The same group of clergy that gathered last month outside of U.S. Sen. Joseph Lieberman’s Stamford home unveiled their advertising campaign Thursday in several of the state’s newspapers.

Interfaith Fellowship for Universal Health Care again urged Lieberman to support the public health insurance option and to work to ensure that real health care reform gets passed.

The advertising campaign was launched just three days after the group met with Lieberman.

“Our goal with this advertising campaign is that Senator Lieberman will have his heart moved and change his mind,” Rev. Joshua Mason Pawelek of the Unitarian Universalist Society: East in Manchester said.

But there seems to be little if anything, anyone can do to change Lieberman’s mind.

“My opposition to a government-run insurance option, including any option with a trigger, has been clear for months and remains my position today,” Lieberman said Wednesday in a press release.

“The Senator has explained that he is concerned about the fiscal responsibility of reform, and while the Congressional Budget Office has said that real reform would actually reduce the deficit, we believe that fiscal responsibility does not trump the moral call to take care of the sick,” Pawalek said.

But Lieberman is still being cautious about the compromise offered this week that would allow those without insurance to buy into the Medicare system.

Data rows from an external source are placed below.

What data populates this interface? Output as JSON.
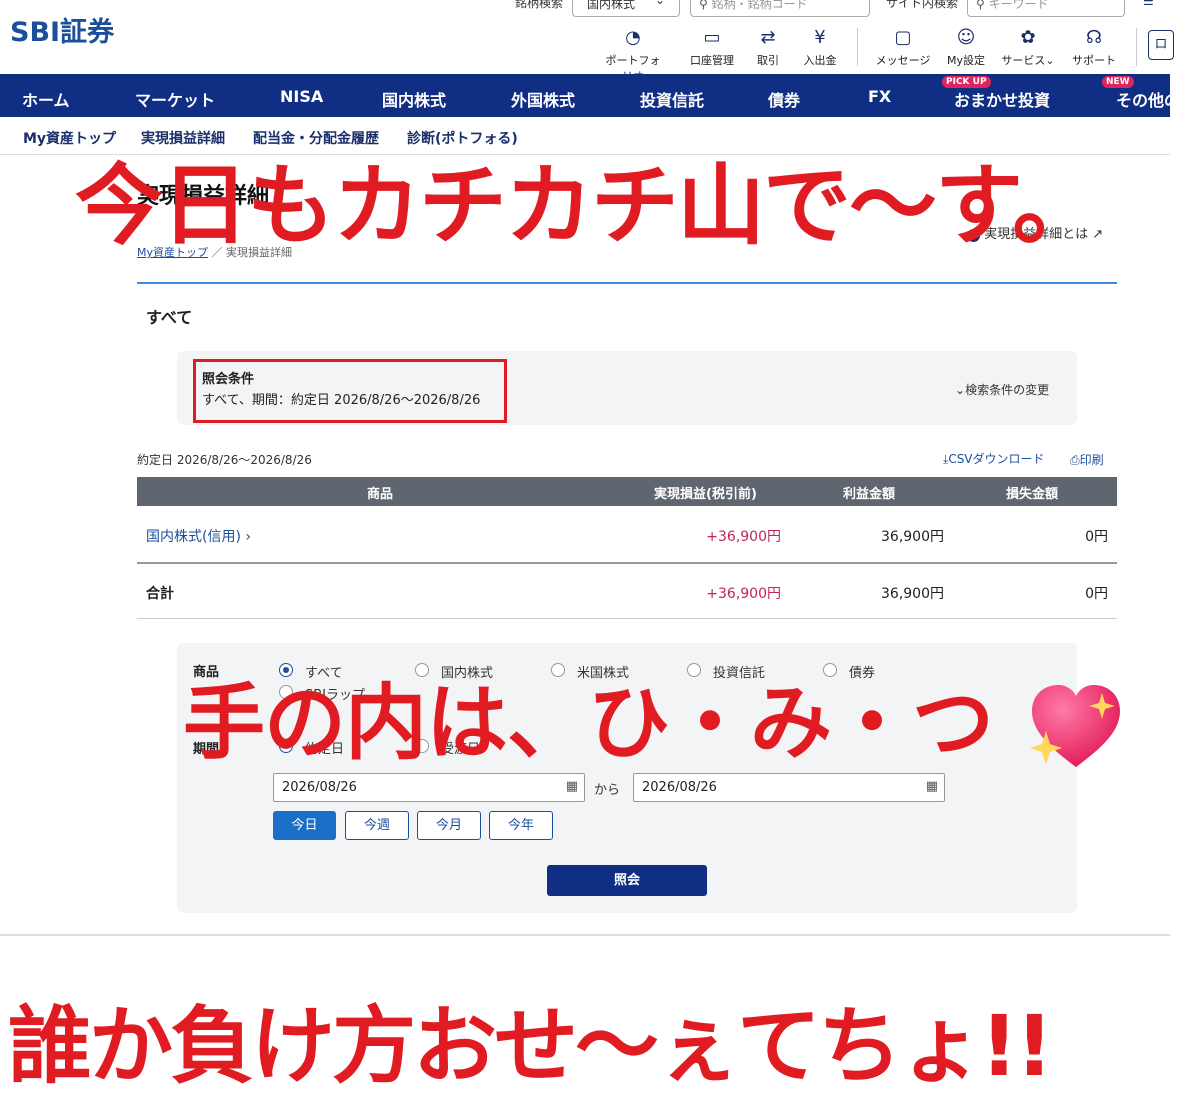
{
  "header": {
    "logo": "SBI証券",
    "stock_search_label": "銘柄検索",
    "stock_search_select": "国内株式",
    "stock_search_placeholder": "銘柄・銘柄コード",
    "site_search_label": "サイト内検索",
    "site_search_placeholder": "キーワード",
    "icons": [
      {
        "label": "ポートフォリオ",
        "icon": "pie-chart-icon"
      },
      {
        "label": "口座管理",
        "icon": "card-icon"
      },
      {
        "label": "取引",
        "icon": "exchange-icon"
      },
      {
        "label": "入出金",
        "icon": "yen-icon"
      },
      {
        "label": "メッセージ",
        "icon": "message-icon"
      },
      {
        "label": "My設定",
        "icon": "user-icon"
      },
      {
        "label": "サービス",
        "icon": "service-icon"
      },
      {
        "label": "サポート",
        "icon": "headset-icon"
      }
    ]
  },
  "nav": {
    "items": [
      "ホーム",
      "マーケット",
      "NISA",
      "国内株式",
      "外国株式",
      "投資信託",
      "債券",
      "FX",
      "おまかせ投資",
      "その他の"
    ],
    "badge_pickup": "PICK UP",
    "badge_new": "NEW"
  },
  "subnav": [
    "My資産トップ",
    "実現損益詳細",
    "配当金・分配金履歴",
    "診断(ポトフォる)"
  ],
  "page": {
    "title": "実現損益詳細",
    "help_link": "実現損益詳細とは",
    "breadcrumb_home": "My資産トップ",
    "breadcrumb_sep": "／",
    "breadcrumb_current": "実現損益詳細",
    "section_label": "すべて",
    "cond_title": "照会条件",
    "cond_text": "すべて、期間：約定日 2026/8/26〜2026/8/26",
    "cond_change": "検索条件の変更",
    "period_label": "約定日 2026/8/26〜2026/8/26",
    "csv": "CSVダウンロード",
    "print": "印刷"
  },
  "table": {
    "headers": [
      "商品",
      "実現損益(税引前)",
      "利益金額",
      "損失金額"
    ],
    "rows": [
      {
        "product": "国内株式(信用)",
        "pnl": "+36,900円",
        "profit": "36,900円",
        "loss": "0円"
      }
    ],
    "total": {
      "product": "合計",
      "pnl": "+36,900円",
      "profit": "36,900円",
      "loss": "0円"
    }
  },
  "form": {
    "product_label": "商品",
    "product_options": [
      "すべて",
      "国内株式",
      "米国株式",
      "投資信託",
      "債券",
      "SBIラップ"
    ],
    "period_label": "期間",
    "period_options": [
      "約定日",
      "受渡日"
    ],
    "date_from": "2026/08/26",
    "date_sep": "から",
    "date_to": "2026/08/26",
    "quick": [
      "今日",
      "今週",
      "今月",
      "今年"
    ],
    "submit": "照会"
  },
  "overlays": {
    "top": "今日もカチカチ山で〜す。",
    "middle": "手の内は、ひ・み・つ",
    "bottom": "誰か負け方おせ〜ぇてちょ!!"
  },
  "colors": {
    "brand": "#0f2e84",
    "overlay_red": "#e11b22",
    "profit_pink": "#c0245e"
  }
}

“Regarding the ‘Medicare buy-in’ proposal that is being discussed, we must remain vigilant about protecting and extending the solvency of the program, which is now in a perilous financial condition,” Lieberman said. “It is my understanding that at this point there is no legislative language so I look forward to analyzing the details of the plan and reviewing analysis from the Congressional Budget Office and the Office of the Actuary in the Centers for Medicare and Medicaid.”

The clergy’s advertisement Thursday featured a letter authored by Rabbi Ron Fish of Norwalk, which has been signed by 240 Connecticut faith leaders. The letter reminds Lieberman that “conscience” dictates that he not block real reform.

The spent $45,000 on the one-day newspaper advertisements.